Month 42 looks a lot different than month one. Daughter, sister, friend, wife, teacher, widow, creator, maker, plant lover, wife again… Of all the hats I wear and roles I play, I’d call myself a fragmented mess this week.
Pouring over my journal from the first year after my husband, Tim, died, I recorded snippets I wrote in week one, month one, month seven, month twenty-four. I transcribed Bible verses that had buoyed me through some of my earliest, darkest days. Then moving bits and pieces around, I tried to pull out some sharable message from the blur of memories and past thinking. I edited down, slept on it, reread it, waiting for that moment when it all clicked. But something wasn’t right. This wasn’t how my writing went—it usually came pouring out of me in one fell swoop needing only a few grammatical fixes and then, boom. Done.
Why was this so hard for me? Why couldn’t I find the words to share one of my most sacred stories? Frustrated and sad, I talked it through with my now husband, Ben, who knew and deeply loved Tim, and watched me walk through the last years of cancer and the early days of grief. He knows the details well, he knows my heart, he has seen the underside of grief that can carry me away, and he agreed that something wasn’t quite ringing true in my words. He encouraged me to write from my perspective today, not from my past. I had changed, but I was trying to go back and tell an old version of my story. So, I deleted it all—all 2,500(!) words I originally gathered, all of my efforts to explain what this is like, and started over early one morning, after the week that had kicked my butt was finally over.
The word widow doesn’t quite feel right for me – it never has. I wish I could create a word without the charged, pitied image that comes to mind. Even that though, the desire for a different title, shows this deep longing I’ve felt my whole life. I don’t know if you’re like me, but I fear the potential of being misunderstood, especially on my dark days. Yet once your person dies and you’re left with a shattered world to eventually reclaim as your own, being misunderstood is part of your inherited struggle. How could we possibly articulate what this is like?

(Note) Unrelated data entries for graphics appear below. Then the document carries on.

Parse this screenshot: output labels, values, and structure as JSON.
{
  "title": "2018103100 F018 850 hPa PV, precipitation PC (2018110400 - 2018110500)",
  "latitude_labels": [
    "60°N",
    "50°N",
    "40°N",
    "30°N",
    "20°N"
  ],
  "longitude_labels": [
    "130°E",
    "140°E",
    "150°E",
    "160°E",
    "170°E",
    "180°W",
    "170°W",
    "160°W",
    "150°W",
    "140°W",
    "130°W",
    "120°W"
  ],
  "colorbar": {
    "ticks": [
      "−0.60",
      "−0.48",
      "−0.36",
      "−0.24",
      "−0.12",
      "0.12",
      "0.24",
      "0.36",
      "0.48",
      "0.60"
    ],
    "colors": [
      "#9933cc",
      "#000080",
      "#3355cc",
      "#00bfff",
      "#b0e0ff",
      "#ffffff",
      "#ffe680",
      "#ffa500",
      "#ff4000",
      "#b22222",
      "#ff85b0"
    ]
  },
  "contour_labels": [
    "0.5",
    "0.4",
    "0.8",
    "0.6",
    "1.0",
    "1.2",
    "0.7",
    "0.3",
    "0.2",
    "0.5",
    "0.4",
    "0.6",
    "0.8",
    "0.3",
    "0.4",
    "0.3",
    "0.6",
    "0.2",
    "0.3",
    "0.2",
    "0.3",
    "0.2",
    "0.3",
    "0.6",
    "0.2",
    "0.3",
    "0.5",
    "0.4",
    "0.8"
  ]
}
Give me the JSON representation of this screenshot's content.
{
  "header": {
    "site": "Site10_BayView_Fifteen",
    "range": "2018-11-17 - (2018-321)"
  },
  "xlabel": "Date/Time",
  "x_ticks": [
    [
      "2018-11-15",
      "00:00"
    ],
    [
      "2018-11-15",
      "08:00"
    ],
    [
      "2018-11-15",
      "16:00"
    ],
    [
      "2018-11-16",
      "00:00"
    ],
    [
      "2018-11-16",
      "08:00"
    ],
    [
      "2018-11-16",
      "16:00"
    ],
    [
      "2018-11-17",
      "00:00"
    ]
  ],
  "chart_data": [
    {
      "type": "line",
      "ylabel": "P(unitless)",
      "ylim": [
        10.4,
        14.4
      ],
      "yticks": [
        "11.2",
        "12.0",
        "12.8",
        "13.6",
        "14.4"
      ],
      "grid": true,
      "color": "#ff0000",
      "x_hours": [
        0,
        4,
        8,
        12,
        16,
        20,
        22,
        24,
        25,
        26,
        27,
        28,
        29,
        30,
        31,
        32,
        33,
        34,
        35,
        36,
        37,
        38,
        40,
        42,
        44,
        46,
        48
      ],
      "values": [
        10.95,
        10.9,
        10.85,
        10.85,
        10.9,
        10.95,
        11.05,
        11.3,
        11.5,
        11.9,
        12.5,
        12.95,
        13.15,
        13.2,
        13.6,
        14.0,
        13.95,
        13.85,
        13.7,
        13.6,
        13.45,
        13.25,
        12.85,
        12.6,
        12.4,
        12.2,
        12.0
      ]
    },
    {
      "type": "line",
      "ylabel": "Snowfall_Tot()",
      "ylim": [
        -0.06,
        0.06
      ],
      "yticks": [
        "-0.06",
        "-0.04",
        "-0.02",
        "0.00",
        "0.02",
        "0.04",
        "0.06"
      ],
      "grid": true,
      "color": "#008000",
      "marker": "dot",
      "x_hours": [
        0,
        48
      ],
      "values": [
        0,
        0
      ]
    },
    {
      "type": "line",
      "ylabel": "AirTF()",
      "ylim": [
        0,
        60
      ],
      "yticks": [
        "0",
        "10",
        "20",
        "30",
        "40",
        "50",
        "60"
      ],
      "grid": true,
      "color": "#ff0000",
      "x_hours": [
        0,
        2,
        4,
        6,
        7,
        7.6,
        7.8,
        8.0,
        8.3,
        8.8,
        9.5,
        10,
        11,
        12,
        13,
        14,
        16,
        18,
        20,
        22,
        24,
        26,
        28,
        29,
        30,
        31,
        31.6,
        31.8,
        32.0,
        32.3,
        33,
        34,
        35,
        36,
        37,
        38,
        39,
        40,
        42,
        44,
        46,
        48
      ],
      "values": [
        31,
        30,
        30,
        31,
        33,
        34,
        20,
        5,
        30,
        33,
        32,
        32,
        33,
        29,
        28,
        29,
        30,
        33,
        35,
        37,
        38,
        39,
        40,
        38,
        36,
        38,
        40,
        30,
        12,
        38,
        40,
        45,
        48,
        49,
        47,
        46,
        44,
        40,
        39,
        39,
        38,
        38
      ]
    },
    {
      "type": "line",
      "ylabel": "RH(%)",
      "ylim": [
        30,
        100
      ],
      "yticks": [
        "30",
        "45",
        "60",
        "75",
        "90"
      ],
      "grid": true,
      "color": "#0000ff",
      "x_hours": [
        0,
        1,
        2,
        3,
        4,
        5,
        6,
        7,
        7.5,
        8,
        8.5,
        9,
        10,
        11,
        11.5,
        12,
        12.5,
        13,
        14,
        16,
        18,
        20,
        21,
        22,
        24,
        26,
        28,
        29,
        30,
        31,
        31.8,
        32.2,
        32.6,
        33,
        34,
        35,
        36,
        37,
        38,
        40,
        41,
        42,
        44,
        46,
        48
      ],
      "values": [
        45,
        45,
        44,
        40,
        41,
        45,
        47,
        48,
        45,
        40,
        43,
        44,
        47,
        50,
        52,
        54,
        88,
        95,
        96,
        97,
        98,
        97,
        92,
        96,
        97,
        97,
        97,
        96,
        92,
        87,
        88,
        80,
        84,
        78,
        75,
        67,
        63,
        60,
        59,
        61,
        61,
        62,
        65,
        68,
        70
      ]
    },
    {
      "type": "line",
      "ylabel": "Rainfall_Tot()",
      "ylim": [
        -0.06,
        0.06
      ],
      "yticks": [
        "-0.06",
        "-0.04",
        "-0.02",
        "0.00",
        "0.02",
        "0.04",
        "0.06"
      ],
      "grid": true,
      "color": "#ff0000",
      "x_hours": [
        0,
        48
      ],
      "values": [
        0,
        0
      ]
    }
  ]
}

Here we are – irreversibly different. Now, I talk to hummingbirds every day because that is one of the ways I feel close to Tim, when before, I wasn’t really sure I believed in anything like that. Now, I lead a room full of fifth-graders through the ups and down of learning (and hormones starting), when three and a half years ago, I could barely get out of my bed.
I now have an innate sense of how to show up for my student whose mom just died of cancer. God is aligning me – he is using and growing every part of me – all the pain, loss, and confusion, as well as all the persistence, connection, and hope. Without having lost Tim, I wouldn’t know how to do this. I am so incredibly sad for my student and his family, and so incredibly glad to love him from a deep place of knowing.
I now have an intimate relationship with feeling two (or more!) emotions simultaneously that seem to contradict one another – joy and sadness, peace and confusion, hope and sometimes even despair. Once you lose someone, the gray feels much more like home than the black and white naivete that, “it’ll all work out.” Well, it didn’t work out, and yet here I am, continuing to live a life full of promise, love, and meaning. I’m sad and I’m grateful. Now, my relationship to God has a frankness that is so much more compelling and real than the felt-storyboard version of faith I started growing as a child. God is good, all the time, not just when things are “going well.” I am grateful for His unchanging character in the midst of the constant ebb and flow of this life.
During an assembly at my school, we watched a short video about raising money for kids with cancer. As soon as I saw that the main character was a little redheaded boy (Tim was a redhead before chemo made him bleachy blond), I leaned over to my mentor and said, “I don’t think I can watch this.” Of course, I did, though, and as the story progressed, tears started falling down my cheeks, ever more rapidly. I couldn’t get it together and could tell the kindergarteners I was sitting by were wondering what was up with me… so I stepped out. I sat, I sobbed, I was comforted by colleagues who know all about Tim- I was completely swept away by a wave of grief so fresh it felt like month one all over again. And then, back I went, red face and all, to check in with my fifth-graders, sharing how much that video reminded me of Tim, and how important it is to help families going through cancer. Then, we kept going with our day.
We keep going. We are sad, funny, scared, irritated, thankful, bold, quiet, loud, and every contradiction possible, in the most beautiful, fragmented, pieced together ways. We may not ever be able to fully let others into this experience – to be misunderstood is part of this path – and yet we know that God sees us. The inevitable growth and change of grief may make people uncomfortable, but it also creates in us a beauty that can really change lives. My hope as you read my words is that you feel space to feel all the layers, to press into who God is shaping you to be, today.